From James Madison to Congress, 18 November 1812 (Abstract)
§ To Congress
18 November 1812. “I transmit … copies of a communication from Mr. Russell to the Secretary of State.1 It is connected with the correspondence accompanying my Message of the 12th instant, but had not at that date been received.”
RC and enclosure, two copies (DNA: RG 233, President’s Messages, 12A-D1; DNA: RG 46, President’s Messages, 12A-E2). First RC 1 p.; in the hand of Edward Coles, signed by JM. For enclosure, see n. 1.
1. Russell had arrived in Washington on 15 Nov.; the next day he handed Monroe a letter dated 16 Nov. (1 p.; printed in , Foreign Relations, 3:593), covering his dispatch of 17 Sept. 1812 (16 pp.; printed ibid., 3:593–95). Russell’s 17 Sept. letter was an account of his 16 Sept. meeting with Lord Castlereagh to discuss the American proposals for an armistice and negotiations (see JM to Congress, 12 Nov. 1812, and n. 1). The British foreign secretary began by doubting that Russell had the authority to negotiate at all, since his diplomatic functions had ceased, a circumstance that would place Great Britain on “unequal ground,” as it would require Castlereagh to pledge the faith of his nation while leaving the U.S. “free to disregard its engagements.” Russell’s instructions from Monroe, moreover, had been written without taking into account the 23 June 1812 repeal of the orders in council, and the issue of impressment, Castlereagh continued, “was attended with difficulties” of which neither Russell nor the U.S. was aware. Here Castlereagh alluded to the “great sensibility and jealousy of the people of England on this subject,” adding that “no administration could expect to remain in power that should consent to renounce the right of impressment.”

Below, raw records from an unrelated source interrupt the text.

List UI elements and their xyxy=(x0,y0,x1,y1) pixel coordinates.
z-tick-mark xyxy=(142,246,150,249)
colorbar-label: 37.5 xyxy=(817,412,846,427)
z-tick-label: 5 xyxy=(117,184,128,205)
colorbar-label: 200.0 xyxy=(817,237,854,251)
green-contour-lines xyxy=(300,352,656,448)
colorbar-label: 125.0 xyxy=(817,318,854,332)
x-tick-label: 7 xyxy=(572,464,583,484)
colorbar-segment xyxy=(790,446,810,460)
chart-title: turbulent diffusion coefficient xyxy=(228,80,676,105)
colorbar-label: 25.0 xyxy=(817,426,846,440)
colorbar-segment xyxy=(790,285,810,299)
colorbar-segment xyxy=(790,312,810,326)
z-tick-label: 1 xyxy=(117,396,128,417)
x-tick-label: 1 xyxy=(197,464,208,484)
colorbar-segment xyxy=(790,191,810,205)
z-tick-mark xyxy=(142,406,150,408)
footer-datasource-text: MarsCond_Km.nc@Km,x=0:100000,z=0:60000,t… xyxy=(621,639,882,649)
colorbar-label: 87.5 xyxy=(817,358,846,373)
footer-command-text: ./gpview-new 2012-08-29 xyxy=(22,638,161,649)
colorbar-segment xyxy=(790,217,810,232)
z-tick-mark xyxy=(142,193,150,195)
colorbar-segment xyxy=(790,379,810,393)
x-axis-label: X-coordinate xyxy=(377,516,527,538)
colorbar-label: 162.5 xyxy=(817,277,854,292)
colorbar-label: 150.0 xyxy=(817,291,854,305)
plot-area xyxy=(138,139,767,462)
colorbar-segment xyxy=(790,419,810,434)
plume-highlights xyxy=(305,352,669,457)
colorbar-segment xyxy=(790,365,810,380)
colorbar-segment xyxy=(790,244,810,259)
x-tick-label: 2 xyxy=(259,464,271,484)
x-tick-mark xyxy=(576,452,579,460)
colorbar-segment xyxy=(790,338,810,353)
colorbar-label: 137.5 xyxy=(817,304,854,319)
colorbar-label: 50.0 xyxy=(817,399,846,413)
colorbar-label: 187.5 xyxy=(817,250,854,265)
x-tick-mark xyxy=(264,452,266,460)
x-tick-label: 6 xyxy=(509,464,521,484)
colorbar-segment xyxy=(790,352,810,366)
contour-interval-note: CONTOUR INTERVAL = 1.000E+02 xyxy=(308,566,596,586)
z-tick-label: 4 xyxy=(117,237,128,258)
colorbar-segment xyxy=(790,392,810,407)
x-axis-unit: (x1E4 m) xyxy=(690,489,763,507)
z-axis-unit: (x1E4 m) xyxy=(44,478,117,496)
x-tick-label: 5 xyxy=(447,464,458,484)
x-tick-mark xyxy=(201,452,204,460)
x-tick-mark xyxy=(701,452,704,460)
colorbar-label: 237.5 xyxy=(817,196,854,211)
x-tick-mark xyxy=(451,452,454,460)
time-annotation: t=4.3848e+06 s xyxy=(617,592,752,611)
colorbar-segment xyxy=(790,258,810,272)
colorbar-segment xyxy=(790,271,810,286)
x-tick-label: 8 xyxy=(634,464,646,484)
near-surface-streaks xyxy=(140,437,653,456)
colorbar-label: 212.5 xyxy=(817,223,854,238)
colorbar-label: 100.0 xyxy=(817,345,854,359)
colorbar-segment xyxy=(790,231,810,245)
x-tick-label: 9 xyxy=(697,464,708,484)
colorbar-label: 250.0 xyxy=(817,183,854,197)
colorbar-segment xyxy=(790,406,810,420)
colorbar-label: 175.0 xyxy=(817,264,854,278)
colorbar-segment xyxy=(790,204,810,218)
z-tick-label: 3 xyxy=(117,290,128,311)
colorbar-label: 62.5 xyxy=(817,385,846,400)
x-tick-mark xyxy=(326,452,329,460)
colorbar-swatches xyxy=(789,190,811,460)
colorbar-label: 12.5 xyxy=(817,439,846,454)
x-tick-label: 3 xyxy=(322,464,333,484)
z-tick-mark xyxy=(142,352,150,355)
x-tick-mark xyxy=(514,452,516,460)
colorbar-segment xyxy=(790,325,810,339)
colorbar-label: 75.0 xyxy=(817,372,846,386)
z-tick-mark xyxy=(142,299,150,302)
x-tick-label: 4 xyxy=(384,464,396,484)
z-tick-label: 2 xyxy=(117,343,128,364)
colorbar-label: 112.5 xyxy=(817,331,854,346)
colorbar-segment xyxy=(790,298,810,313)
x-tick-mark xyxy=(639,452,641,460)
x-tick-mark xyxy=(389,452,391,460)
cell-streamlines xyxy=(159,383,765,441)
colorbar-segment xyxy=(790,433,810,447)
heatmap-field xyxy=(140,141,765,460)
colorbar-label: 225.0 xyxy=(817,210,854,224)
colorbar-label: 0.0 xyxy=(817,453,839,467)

Russell urged Castlereagh to overcome these difficulties, warning that “in the mean time, the war would be prosecuted, and might produce new obstacles to a pacific arrangement.” He assured Castlereagh that the cessation of impressment could be handled “in the most general terms” and in conjunction with the passage of laws that would prohibit the employment of native-born and naturalized citizens of one nation on the vessels of the other. Russell also proposed a similar course with respect to the definition and implementation of blockades. These “moderate and liberal” propositions, he reported, were treated in a manner which forbade him “to expect their acceptance,” with Lord Castlereagh’s secretary even going so far as to request that the U.S. should “deliver up the native British seamen who might be naturalized in America.”
Russell concluded that the “predetermination” of the British government was to reject any proposal relating to impressment, and he feared that he might have appeared too eager to bring about a suspension of hostilities when Castlereagh observed, “somewhat loftily, that if the American Government was so anxious to get rid of the war, it would have an opportunity of doing so on learning of the revocation of the orders in council.” Russell countered with the remark that the wish of the U.S. “to get rid of the war was only a proof of the sincerity with which it had constantly sought to avoid it.”